The ALJ order by Tyburski is capricious, irrational, biased and with no basis in fact or law. It wasn't frivolous to appeal it; it was in fact a necessity to address judicial bias and complete indifference to the facts and the law, most notably the refusal of Tyburski to comply with CRS 24-50-101, CRS 13-5.5-107, and CRS 13-5.7-101.
The failure in conduct and credibility of Tyburski is undisputed by three state personnel directors and the Board of Ethics, who are the responsible parties to analyze conduct and performance of SPB ALJ. Not only did Tyburski fail to comply with the single assignment the legislature has given her; determine what is fair, she even failed to comply with SPB rules, e.g.:
SPB Rule 7.2 Board Rule strongly encourages the governor, the state personnel director, and all appointing authorities to apply “progressive employment practices” and “alternatives to minimize or avoid layoffs of employees in the state personnel system.”

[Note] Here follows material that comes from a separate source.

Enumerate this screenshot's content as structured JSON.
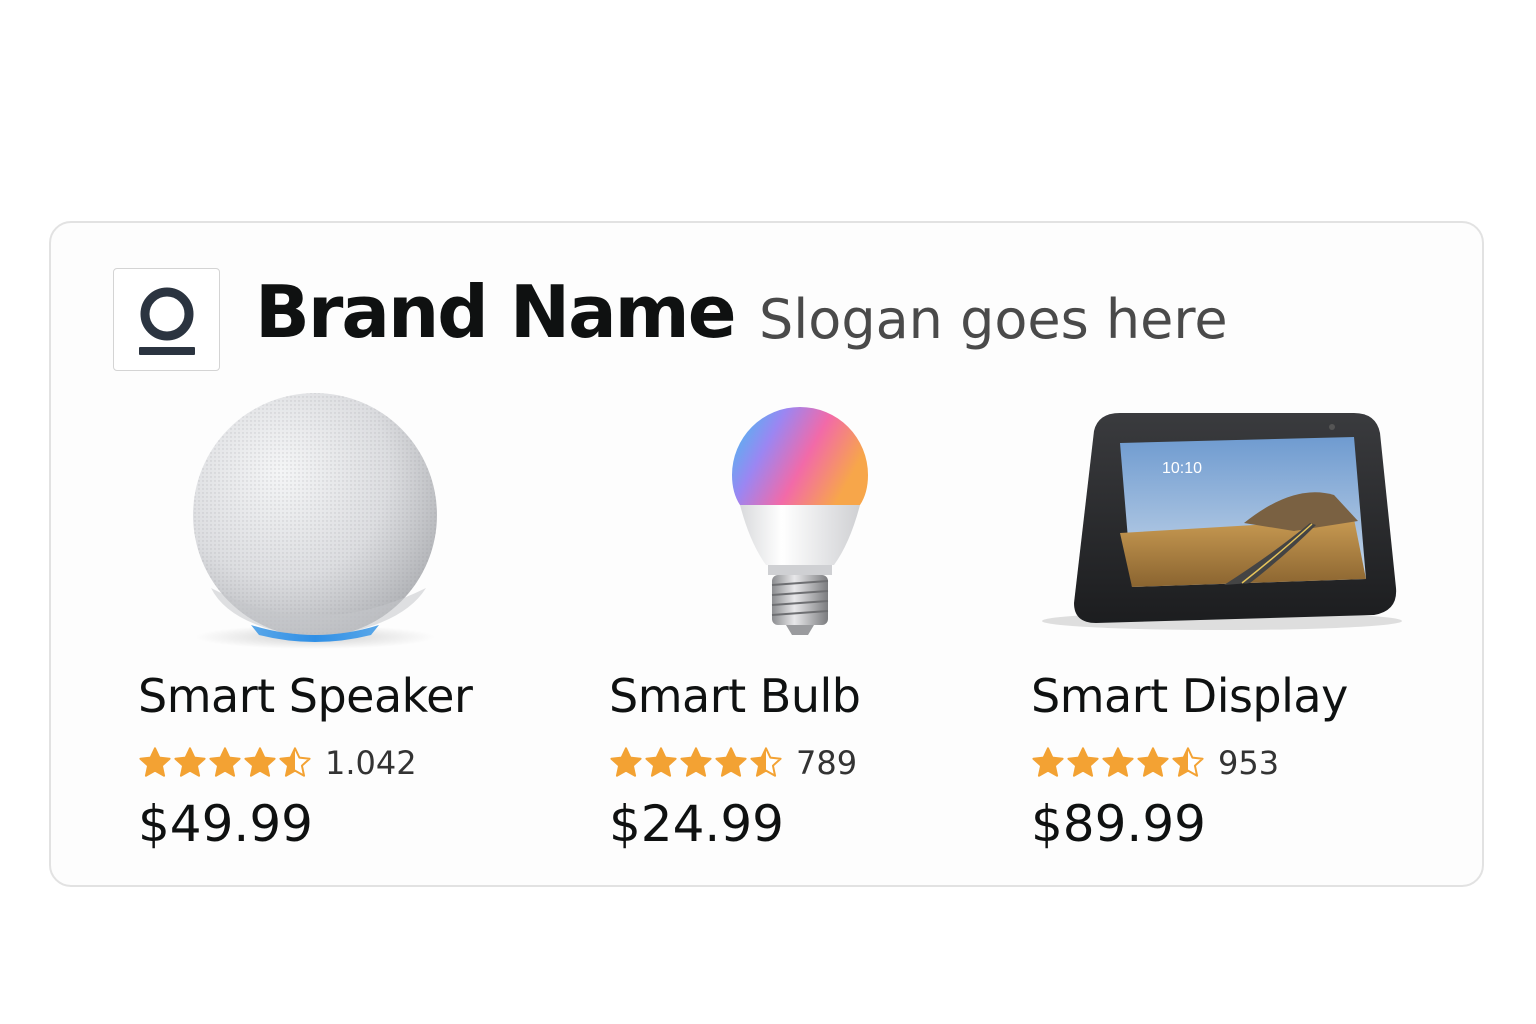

2. Denver judge Jill Dorancy dismissal misinterpreted mandamus CRCP 106 rule:
a) Her statement that CU refusal to comply with CRS 24-50-101 is 'not contemplated by the rule' is false as can be confirmed from the Civil Rules Committee. State officials refusing to comply with statutory duties, as CU has clearly done, is the entire purpose of CRCP 106.
b) Dorancy decided not to address the CRS 24-50-101 violation because similar issues with different defendants were pending in the COA. She was relying on the exhaustion doctrine that she misinterpreted. The exhaustion doctrine requires the exhaustion of administrative remedies before proceeding to the courts. I had clearly exhausted administrative remedies.
3. The COA order by Grove/Furman/Yun misinterpreted the protection of Classified tenure in XII Sec. 13. They dismissed my case because I didn't provide SPECIFIC language protecting Classified tenure. The case I provided stated that Classified tenure is protected by IMPLIED language in XII, Sec.13. I don't need to provide specific protection if the protection is implied.
Similarly, judge Elizabeth Brodsky statement that 'the COA confirmed there is no policy that would grant Greene the relief he requests', is also false. They didn't confirm that; they misinterpreted the case law, and they failed to even mention the governing statute in this case; CRS 24-50-101, which makes the university president 'responsible and accountable' for policy directives from the state personnel director. Brodsky also violated civil procedure by granting defendant's motion to dismiss on the same day she received it.
4. The statements by COA judges Berger/Brown/Johnson are a violation of the code of judicial conduct, and CRS 13-5.7-101; I am not permitted to ask them questions, and they are dismissing my case on the claim that my brief was not structured properly. I asked them how it was not substantially compliant; they declined comment.